22 Ağustos 2011

2. Kına Gecesi Maceram

Bir arkadaşımızı daha evlendirdik. Geç oldu güç olmadı dedik. Eh bu kadar bekledik madem öyle her türlü ritüelini de yapalım keyfini çıkaralım dedik. Daha doğrusu gelin hanım böyle istedi.

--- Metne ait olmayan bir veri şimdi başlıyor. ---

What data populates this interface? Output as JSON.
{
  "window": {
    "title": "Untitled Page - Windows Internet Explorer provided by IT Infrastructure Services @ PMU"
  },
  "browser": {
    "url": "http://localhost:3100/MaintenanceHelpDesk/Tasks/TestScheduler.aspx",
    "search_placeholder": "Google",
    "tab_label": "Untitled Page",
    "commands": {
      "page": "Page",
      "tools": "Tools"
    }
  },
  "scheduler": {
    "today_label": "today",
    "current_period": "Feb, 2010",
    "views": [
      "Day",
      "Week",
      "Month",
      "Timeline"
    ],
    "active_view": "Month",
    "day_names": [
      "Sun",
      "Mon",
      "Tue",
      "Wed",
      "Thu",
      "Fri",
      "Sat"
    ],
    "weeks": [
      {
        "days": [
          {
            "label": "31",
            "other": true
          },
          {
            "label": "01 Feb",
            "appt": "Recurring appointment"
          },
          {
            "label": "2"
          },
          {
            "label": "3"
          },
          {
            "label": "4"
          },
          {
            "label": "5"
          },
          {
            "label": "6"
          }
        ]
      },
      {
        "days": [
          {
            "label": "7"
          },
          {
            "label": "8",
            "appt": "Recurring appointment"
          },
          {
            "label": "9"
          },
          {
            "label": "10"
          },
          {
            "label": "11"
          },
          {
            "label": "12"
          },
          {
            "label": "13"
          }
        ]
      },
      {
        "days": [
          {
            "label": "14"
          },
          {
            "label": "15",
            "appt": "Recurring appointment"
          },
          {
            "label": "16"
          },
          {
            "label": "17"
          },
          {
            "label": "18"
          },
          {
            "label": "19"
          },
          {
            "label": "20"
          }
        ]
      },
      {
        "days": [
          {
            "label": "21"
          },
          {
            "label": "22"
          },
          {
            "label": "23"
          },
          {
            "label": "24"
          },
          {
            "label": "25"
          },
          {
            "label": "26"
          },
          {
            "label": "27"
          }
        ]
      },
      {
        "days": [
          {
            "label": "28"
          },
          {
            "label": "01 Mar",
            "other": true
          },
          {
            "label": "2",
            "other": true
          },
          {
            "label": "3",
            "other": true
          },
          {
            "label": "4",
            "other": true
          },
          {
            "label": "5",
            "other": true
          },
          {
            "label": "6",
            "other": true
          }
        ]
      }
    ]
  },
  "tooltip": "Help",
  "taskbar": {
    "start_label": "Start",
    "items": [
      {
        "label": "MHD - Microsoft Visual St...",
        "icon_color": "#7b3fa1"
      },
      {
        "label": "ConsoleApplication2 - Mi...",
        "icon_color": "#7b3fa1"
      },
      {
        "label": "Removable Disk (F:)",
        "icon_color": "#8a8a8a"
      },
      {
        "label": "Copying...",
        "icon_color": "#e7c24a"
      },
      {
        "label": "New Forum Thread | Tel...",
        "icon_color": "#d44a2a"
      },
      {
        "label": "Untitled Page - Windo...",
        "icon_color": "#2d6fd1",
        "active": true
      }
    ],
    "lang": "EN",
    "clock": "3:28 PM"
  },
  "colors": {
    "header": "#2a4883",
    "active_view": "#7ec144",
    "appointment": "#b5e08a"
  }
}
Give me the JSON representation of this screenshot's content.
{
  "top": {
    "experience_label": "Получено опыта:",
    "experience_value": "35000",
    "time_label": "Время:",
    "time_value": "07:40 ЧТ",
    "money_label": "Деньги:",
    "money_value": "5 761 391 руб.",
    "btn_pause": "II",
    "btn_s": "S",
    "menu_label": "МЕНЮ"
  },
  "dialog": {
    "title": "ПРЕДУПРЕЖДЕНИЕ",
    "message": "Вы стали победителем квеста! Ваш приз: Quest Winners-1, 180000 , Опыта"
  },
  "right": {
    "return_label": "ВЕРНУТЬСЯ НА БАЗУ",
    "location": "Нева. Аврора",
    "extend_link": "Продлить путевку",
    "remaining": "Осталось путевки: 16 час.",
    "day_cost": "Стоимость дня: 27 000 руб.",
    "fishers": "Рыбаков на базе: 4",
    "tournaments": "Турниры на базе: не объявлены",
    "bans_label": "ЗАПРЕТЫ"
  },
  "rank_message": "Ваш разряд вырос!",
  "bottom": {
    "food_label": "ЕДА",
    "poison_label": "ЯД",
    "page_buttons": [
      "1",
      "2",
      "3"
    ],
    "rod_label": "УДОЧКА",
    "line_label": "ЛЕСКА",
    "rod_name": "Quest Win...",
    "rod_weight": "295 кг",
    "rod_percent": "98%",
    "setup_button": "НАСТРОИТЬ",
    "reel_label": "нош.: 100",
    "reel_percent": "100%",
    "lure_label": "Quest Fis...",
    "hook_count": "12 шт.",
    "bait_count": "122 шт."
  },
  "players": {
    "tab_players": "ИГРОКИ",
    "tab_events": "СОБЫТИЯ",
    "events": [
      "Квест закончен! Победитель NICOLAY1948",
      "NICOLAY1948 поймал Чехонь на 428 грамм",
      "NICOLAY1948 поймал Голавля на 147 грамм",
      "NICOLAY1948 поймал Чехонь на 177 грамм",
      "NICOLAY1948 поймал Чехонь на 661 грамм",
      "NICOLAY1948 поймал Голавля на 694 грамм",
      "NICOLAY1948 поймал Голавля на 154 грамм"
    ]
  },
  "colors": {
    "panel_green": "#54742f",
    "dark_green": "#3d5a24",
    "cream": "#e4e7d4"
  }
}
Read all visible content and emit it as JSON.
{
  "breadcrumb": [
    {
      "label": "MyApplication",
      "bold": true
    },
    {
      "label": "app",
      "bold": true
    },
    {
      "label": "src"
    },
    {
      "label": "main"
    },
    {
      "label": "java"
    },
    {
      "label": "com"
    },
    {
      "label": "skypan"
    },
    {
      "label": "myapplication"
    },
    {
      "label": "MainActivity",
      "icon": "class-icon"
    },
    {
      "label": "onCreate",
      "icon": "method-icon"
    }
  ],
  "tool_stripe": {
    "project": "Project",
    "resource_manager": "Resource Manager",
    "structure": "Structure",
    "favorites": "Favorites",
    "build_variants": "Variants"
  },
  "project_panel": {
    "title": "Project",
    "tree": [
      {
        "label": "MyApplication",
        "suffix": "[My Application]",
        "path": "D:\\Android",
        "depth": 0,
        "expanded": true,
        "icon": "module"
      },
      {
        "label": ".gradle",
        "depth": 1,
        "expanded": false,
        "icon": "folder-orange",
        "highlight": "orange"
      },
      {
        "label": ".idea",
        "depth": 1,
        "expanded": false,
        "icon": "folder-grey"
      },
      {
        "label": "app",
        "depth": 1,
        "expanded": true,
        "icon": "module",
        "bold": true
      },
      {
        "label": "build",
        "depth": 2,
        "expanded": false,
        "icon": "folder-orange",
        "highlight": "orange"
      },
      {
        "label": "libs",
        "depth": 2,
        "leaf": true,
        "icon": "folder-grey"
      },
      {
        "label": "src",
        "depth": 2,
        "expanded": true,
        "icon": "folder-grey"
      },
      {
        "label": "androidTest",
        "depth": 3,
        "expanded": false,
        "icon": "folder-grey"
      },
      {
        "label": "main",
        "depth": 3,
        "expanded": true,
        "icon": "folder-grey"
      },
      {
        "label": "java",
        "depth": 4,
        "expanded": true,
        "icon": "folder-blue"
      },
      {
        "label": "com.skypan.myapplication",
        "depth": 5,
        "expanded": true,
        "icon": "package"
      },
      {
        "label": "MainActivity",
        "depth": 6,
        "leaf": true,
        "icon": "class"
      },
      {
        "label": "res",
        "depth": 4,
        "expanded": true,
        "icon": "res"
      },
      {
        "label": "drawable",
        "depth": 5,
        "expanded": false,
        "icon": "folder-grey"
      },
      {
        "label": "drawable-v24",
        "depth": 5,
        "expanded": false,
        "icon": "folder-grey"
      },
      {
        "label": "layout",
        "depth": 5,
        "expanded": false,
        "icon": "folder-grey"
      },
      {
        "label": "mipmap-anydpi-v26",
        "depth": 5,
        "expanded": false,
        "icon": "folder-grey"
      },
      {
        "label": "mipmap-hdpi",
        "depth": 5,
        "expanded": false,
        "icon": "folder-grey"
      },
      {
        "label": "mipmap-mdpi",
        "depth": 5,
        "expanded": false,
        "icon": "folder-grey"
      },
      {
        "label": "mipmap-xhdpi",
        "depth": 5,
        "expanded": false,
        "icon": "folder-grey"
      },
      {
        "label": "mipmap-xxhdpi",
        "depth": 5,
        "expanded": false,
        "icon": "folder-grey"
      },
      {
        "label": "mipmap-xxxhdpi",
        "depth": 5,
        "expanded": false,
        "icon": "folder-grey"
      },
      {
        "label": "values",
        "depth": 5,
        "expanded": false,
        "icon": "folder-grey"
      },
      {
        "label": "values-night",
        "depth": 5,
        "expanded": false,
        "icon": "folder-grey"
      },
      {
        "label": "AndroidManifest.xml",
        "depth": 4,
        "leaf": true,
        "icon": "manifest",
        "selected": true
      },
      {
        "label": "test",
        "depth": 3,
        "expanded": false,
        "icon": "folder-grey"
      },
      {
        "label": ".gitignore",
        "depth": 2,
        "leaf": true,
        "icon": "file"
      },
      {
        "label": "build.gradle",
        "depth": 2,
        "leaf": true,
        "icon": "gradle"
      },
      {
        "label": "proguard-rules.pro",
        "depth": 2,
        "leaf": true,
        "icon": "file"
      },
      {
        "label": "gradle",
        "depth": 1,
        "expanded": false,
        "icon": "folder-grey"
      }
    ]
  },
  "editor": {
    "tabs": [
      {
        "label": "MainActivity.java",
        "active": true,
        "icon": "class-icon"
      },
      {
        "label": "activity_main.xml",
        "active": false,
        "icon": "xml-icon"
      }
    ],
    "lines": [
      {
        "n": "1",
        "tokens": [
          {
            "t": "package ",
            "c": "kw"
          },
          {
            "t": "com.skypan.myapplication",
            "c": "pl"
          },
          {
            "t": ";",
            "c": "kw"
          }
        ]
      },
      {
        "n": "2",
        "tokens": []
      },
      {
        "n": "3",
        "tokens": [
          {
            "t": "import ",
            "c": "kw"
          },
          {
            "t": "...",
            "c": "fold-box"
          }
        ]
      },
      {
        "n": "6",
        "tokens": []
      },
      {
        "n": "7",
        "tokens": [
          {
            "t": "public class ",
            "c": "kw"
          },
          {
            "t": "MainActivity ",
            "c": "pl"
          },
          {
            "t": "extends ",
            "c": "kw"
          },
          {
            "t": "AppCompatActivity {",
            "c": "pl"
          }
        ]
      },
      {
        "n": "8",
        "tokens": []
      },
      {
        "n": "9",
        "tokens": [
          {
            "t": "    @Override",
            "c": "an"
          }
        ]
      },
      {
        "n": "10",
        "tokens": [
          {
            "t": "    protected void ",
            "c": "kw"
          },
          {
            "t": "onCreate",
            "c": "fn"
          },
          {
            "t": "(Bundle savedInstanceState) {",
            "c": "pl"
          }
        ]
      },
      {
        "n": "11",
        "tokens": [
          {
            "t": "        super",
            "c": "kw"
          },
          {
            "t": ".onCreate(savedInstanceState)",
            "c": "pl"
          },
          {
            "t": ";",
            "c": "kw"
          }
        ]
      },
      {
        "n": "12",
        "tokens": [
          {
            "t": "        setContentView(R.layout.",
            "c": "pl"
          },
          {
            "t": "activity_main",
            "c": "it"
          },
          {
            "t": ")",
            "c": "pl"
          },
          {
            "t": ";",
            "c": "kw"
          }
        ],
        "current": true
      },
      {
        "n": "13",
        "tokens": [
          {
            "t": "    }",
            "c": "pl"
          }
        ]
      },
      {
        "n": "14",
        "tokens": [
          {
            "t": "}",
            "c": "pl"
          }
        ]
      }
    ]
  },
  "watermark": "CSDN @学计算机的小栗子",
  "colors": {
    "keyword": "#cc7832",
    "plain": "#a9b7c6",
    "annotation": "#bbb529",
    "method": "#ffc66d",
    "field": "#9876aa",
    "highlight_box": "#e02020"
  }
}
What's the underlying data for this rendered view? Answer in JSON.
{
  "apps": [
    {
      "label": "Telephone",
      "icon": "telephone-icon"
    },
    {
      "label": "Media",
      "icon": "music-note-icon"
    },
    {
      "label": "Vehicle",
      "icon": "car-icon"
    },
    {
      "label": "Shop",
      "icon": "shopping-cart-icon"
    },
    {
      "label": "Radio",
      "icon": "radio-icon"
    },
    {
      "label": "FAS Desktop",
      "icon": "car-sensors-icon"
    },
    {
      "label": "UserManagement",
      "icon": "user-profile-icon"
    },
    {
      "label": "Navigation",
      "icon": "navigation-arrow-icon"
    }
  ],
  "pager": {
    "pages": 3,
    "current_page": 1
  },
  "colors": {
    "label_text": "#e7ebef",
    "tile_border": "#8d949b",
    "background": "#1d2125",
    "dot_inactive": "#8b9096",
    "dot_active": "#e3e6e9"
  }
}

Ablası, arkadaşları, yeğeni her birimiz seferber olduk. Şile yolunda harika bir bahçe içinde kocaman evi olan bir arkadaşı evini açtı, herkes bir yemek yaptı, en çoğunu da ablası yapmış, içkiler, çalgılar, çengiler, kıyafetler, ziller, kınalar tam tekmil hazırdı. Hepimize mor tülden duvaklar hazırlamış abla, onları taktık, çimenlere yayıldık, yemekler, sohbetler derken oyunlara başladık. Gelin hanıma kırmızı duvak taktık, etrafında döne döne "yüksek yüksek tepelere" türküsünü söyledik, gelini de bir güzel ağlattık. Hem onun avucuna hem bizim avucumuza kınaları koyduk, sonra bu kadar ağlamak, tören, gelenek yeter dedik, harika müzikler yapan başka bir arkadaş sayesinde çimenler üzerinde hoplayıp zıpladık. Ne gülmek, ne çoşku, ne danslar, oyun havaları, masa üstüne çıkmalar, belimize bağladığımız zilli eşarplar, bütün kızlar toplandık iyice dağıttık yani. Pek güzel geçti. Alşama erkekler bastı ortalığı, yemek, içki, müzik devam ederken bu sefer düğün provası danslar, giriş çıkış müzikleri denemesi eşliğinde ve müthiş bir neşe içinde saatler aktı gitti. Allahtan etrafta yerleşim alanı yok, gecenin geç saatlerine kadar kahkahalarımız, müzik sesi, çoşkumuz bölgeye yayıldı. Her an jandarma gelecek diye bekledik valla. Darısı başımıza diye diye dağıldık. Hatıra olarak bu küçük kına paketlerini hazırlamışlar, ne zarif, ne güzel bir düşünceydi.